2. Lübeck: a northern city of beauty and intellect
Lübeck, the Queen of all the Hanseatic cities, was founded in 1143 as ‘the first western city on the Baltic coast’. Today, its appearance is still characterised by a medieval ambience and by cultural and historical attractions, such as the Holsten Gate, that hark back to Lübeck’s glorious past as a free imperial and Hanseatic city.
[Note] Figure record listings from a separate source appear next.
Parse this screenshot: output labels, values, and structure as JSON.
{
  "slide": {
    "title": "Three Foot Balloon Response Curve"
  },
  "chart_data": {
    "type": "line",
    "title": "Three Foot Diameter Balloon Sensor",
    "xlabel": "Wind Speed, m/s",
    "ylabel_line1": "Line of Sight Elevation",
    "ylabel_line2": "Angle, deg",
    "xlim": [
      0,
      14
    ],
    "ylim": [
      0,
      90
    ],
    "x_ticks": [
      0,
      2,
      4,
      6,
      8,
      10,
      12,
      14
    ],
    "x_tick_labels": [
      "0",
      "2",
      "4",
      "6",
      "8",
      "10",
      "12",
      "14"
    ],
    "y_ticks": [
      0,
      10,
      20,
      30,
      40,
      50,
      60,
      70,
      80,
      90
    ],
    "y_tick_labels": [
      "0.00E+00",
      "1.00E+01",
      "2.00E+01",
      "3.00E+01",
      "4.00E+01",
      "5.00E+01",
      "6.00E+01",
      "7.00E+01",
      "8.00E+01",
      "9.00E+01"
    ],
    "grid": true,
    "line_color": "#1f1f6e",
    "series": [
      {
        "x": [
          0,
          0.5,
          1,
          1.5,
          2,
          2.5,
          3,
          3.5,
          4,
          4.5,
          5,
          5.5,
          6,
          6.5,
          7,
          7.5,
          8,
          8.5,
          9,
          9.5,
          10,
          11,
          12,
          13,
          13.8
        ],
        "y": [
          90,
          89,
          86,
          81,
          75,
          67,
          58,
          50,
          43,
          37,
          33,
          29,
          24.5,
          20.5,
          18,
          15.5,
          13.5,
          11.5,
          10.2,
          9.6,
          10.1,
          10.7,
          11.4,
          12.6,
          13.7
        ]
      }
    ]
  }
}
Over the centuries, Lübeck’s name has stood for freedom, justice and prosperity. Lübeck law was, for its time, a progressive set of land and maritime regulations and inspired the establishment of over 100 towns near to the Baltic Sea, paving the way for the Hanseatic League’s dramatic rise to become the biggest trading power of its age. Its undisputed capital was Lübeck, one of the most illustrious early seats of global trade. Surrounded by water, the old town with its seven towers and five principal churches brings to life 1,000 years of history and has been protected as a UNESCO World Heritage site since 1987.
3. Mainz: city of Gutenberg and Germany’s wine capital
Mainz is famous for its university, its Roman heritage, its status as a media hub and regional capital, and its three most defining features: the Romanesque cathedral, the Gutenberg printing press and the Rhineland carnival. The people of Mainz have good reason to be proud of their city’s history spanning almost 2,000 years. This rich cultural heritage incorporates a well-established winegrowing tradition, which only adds to Mainz’s appeal.
For over 1,000 years the city’s skyline has been dominated by one building, Mainz Cathedral. Towering majestically in its central location, the cathedral is one of the most important churches in Germany. Its foundation stone was laid in 975 AD under the aegis of Bishop Willigis. In its shadows lie the medieval and early modern quarters of Mainz. The hustle and bustle centres around the twisting, narrow lanes, with names such as Nasengässchen and Heringsbrunnengasse, as well as the many small shops, boutiques and cafés surrounding pretty Kirschgarten square with its romantic timber-framed houses and Marienbrunnen fountain.